The reforms outlined above will lower healthcare costs for all Americans. They are simply a place to start. There are other reforms that might be considered if they serve to lower costs, remove uncertainty and provide financial security for all Americans. And we must also take actions in other policy areas to lower healthcare costs and burdens. Enforcing immigration laws, eliminating fraud and waste and energizing our economy will relieve the economic pressures felt by every American. It is the moral responsibility of a nation’s government to do what is best for the people and what is in the interest of securing the future of the nation.

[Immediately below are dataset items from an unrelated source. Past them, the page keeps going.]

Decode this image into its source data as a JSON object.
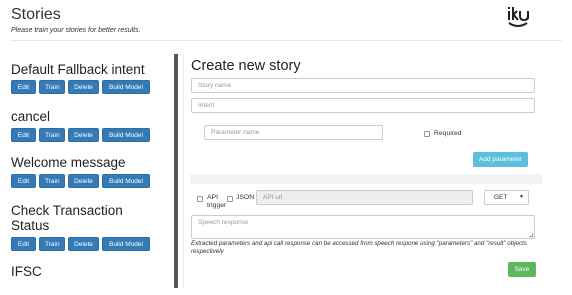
{
  "header": {
    "title": "Stories",
    "subtitle": "Please train your stories for better results."
  },
  "stories": [
    {
      "name": "Default Fallback intent"
    },
    {
      "name": "cancel"
    },
    {
      "name": "Welcome message"
    },
    {
      "name": "Check Transaction Status"
    },
    {
      "name": "IFSC"
    }
  ],
  "story_buttons": {
    "edit": "Edit",
    "train": "Train",
    "delete": "Delete",
    "build": "Build Model"
  },
  "form": {
    "title": "Create new story",
    "story_name_placeholder": "Story name",
    "intent_placeholder": "Intent",
    "parameter_name_placeholder": "Parameter name",
    "required_label": "Required",
    "add_parameter_label": "Add parameter",
    "api_trigger_label": "API trigger",
    "json_label": "JSON",
    "api_url_placeholder": "API url",
    "method_value": "GET",
    "speech_response_placeholder": "Speech response",
    "help_text": "Extracted parameters and api call response can be accessed from speech respone using \"parameters\" and \"result\" objects respectively",
    "save_label": "Save"
  },
  "colors": {
    "primary": "#337ab7",
    "info": "#5bc0de",
    "success": "#5cb85c"
  }
}
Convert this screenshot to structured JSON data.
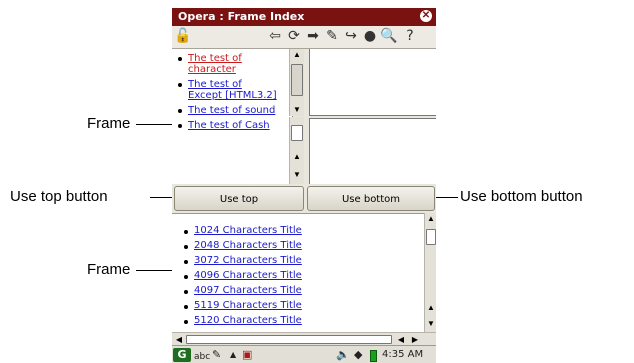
{
  "callouts": {
    "frame_top": "Frame",
    "use_top_button": "Use top button",
    "use_bottom_button": "Use bottom button",
    "frame_bottom": "Frame"
  },
  "window": {
    "title": "Opera : Frame Index"
  },
  "toolbar": {
    "icons": [
      "lock-icon",
      "back-icon",
      "reload-icon",
      "forward-icon",
      "settings-wrench-icon",
      "bookmark-icon",
      "globe-icon",
      "zoom-icon",
      "help-icon"
    ]
  },
  "frame_top_left": {
    "links": [
      {
        "text": "The test of character",
        "visited": true
      },
      {
        "text": "The test of Except [HTML3.2]",
        "visited": false
      },
      {
        "text": "The test of sound",
        "visited": false
      },
      {
        "text": "The test of Cash",
        "visited": false
      }
    ]
  },
  "buttons": {
    "use_top": "Use top",
    "use_bottom": "Use bottom"
  },
  "frame_bottom": {
    "links": [
      "1024 Characters Title",
      "2048 Characters Title",
      "3072 Characters Title",
      "4096 Characters Title",
      "4097 Characters Title",
      "5119 Characters Title",
      "5120 Characters Title"
    ]
  },
  "taskbar": {
    "input_mode": "abc",
    "time": "4:35 AM",
    "icons": [
      "start-icon",
      "pen-icon",
      "up-arrow-icon",
      "keyboard-icon",
      "speaker-icon",
      "network-icon",
      "battery-icon"
    ]
  },
  "colors": {
    "title_bar": "#7a1212",
    "link": "#1a1acc",
    "visited_link": "#cc1a1a",
    "chrome": "#e9e6dd"
  }
}
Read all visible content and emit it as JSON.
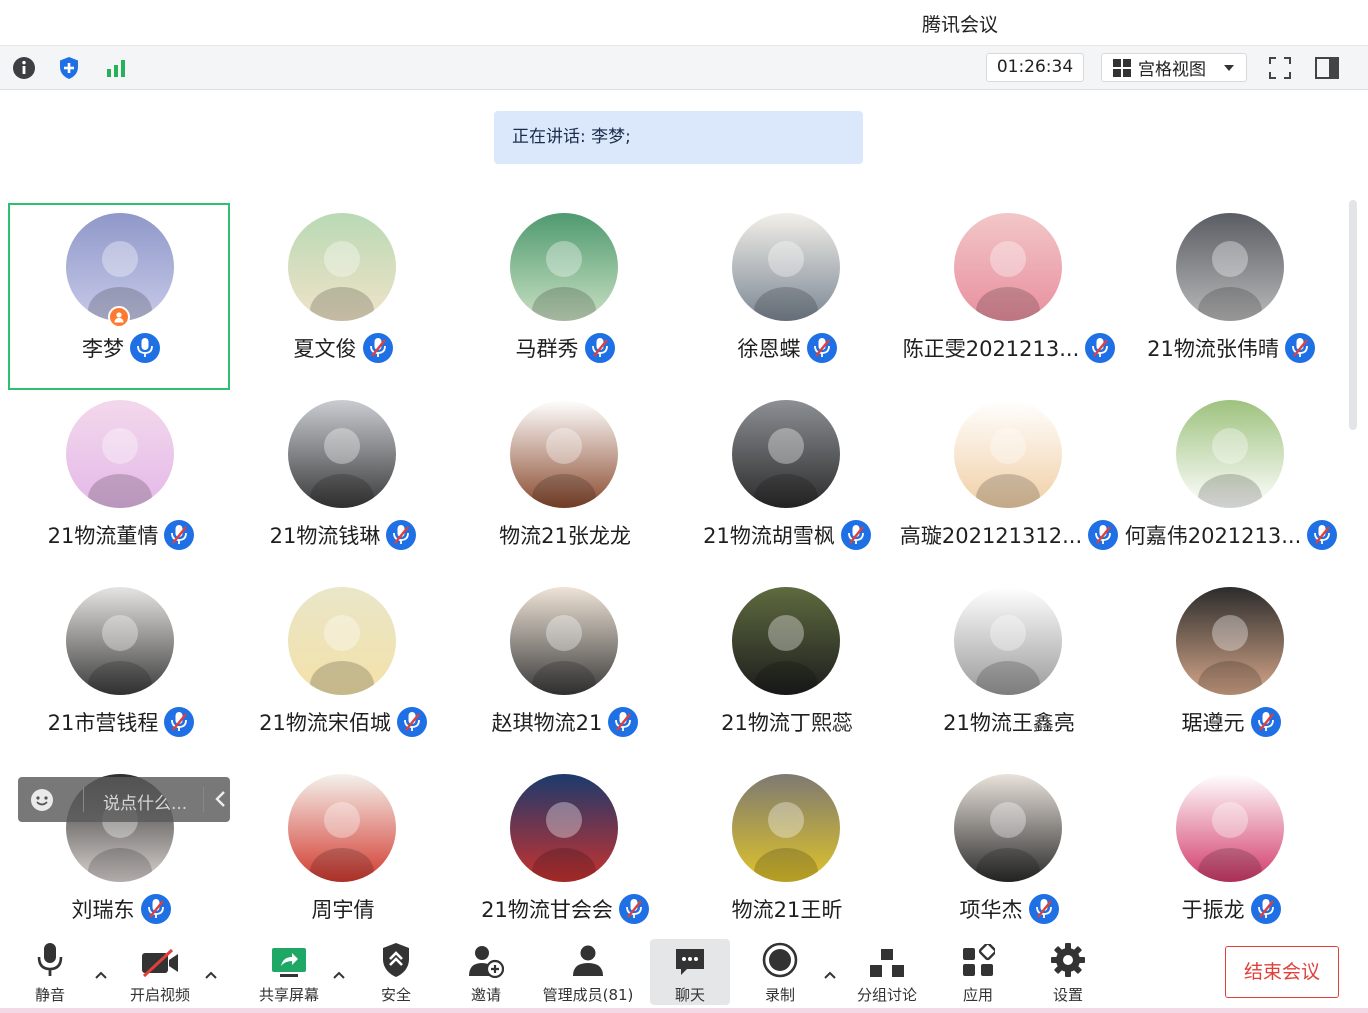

Providing healthcare to illegal immigrants costs us some $11 billion annually. If we were to simply enforce the current immigration laws and restrict the unbridled granting of visas to this country, we could relieve healthcare cost pressures on state and local governments.
To reduce the number of individuals needing access to programs like Medicaid and Children’s Health Insurance Program we will need to install programs that grow the economy and bring capital and jobs back to America. The best social program has always been a job – and taking care of our economy will go a long way towards reducing our dependence on public health programs.
Finally, we need to reform our mental health programs and institutions in this country. Families, without the ability to get the information needed to help those who are ailing, are too often not given the tools to help their loved ones. There are promising reforms being developed in Congress that should receive bi-partisan support.
To reform healthcare in America, we need a President who has the leadership skills, will and courage to engage the American people and convince Congress to do what is best for the country. These straightforward reforms, along with many others I have proposed throughout my campaign, will ensure that together we will Make America Great Again.